Tu portais des foulards. Tous les jours, toutes les saisons. Cette habitude était ancienne, je me souviens qu'adolescent tu me piquais les miens. C'était ton excentricité, ces tissus bigarrés qui flottaient autour de ton cou.
Oui, si je ne devais retenir qu'un trait de toi, ce serait cela.
Viendraient ensuite ton rire aigu et cette façon de regarder les gens en penchant la tête lorsque tu étais gêné ou que tu voulais séduire.

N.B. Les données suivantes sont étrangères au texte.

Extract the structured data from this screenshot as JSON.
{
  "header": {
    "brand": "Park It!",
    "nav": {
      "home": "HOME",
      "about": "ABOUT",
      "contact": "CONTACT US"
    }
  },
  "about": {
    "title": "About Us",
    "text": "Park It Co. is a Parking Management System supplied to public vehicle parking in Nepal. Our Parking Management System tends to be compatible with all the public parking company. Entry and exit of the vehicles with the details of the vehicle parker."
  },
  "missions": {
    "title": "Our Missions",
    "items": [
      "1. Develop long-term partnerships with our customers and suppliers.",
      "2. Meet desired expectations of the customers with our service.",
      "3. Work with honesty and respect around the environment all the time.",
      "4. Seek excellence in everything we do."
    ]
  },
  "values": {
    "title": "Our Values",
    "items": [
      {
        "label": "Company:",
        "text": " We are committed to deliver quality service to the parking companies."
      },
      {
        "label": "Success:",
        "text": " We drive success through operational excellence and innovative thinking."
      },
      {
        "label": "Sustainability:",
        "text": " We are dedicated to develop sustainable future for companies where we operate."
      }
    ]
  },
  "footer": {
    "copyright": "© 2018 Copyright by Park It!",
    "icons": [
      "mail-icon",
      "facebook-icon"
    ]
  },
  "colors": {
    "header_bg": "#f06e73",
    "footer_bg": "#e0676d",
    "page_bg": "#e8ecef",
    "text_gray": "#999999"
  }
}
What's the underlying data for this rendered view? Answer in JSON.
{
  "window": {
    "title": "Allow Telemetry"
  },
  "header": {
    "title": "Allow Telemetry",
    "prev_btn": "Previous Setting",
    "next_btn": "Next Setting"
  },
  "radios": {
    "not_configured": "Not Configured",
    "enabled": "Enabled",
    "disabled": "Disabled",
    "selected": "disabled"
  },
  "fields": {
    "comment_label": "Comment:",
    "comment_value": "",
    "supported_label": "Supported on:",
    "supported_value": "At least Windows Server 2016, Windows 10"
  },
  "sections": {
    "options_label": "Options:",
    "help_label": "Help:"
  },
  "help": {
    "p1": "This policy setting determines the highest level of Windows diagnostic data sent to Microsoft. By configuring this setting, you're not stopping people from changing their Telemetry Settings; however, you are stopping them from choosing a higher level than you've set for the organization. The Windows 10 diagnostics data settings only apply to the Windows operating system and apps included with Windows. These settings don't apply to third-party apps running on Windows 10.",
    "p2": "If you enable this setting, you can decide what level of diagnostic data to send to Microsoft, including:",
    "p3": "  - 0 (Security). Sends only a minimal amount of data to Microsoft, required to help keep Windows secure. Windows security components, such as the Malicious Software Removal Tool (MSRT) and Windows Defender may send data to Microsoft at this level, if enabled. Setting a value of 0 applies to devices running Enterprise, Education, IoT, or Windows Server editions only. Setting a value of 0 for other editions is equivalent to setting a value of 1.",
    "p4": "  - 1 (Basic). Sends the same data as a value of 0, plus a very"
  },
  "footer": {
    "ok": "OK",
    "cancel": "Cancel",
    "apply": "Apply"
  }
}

Il y a quelque temps, ton frère m'a donné un de tes foulards. Mon premier réflexe a été d'y enfouir le nez pour t'y retrouver. Mais il n'y avait qu'une odeur mélangée de soie et de poussière. Je l'ai ensuite accroché à un cintre dans mon armoire, un peu désemparée, ne sachant pas trop que faire de ce vestige de toi.
Et puis la semaine dernière, j'avais un peu froid et le décolleté de ma robe était trop profond. Alors j'ai enroulé cette écharpe légère autour de mon cou, en me disant que si c'était trop étrange, je la remiserais au fond de mon sac.
J'avais peur que ce soit un peu morbide, j'avais peur que cela me rende mal à l'aise. Et c'est tout le contraire qui s'est produit.
Je n'avais pas retrouvé ton parfum en cherchant des effluves disparus mais là, tu étais à mon cou. Les premiers instants, les larmes sont montées, puis la tristesse s'est fait plus douce. Imperceptible et léger, tu m'as accompagnée toute cette journée.
L'idée de ta disparition sera-t-elle un jour supportable ?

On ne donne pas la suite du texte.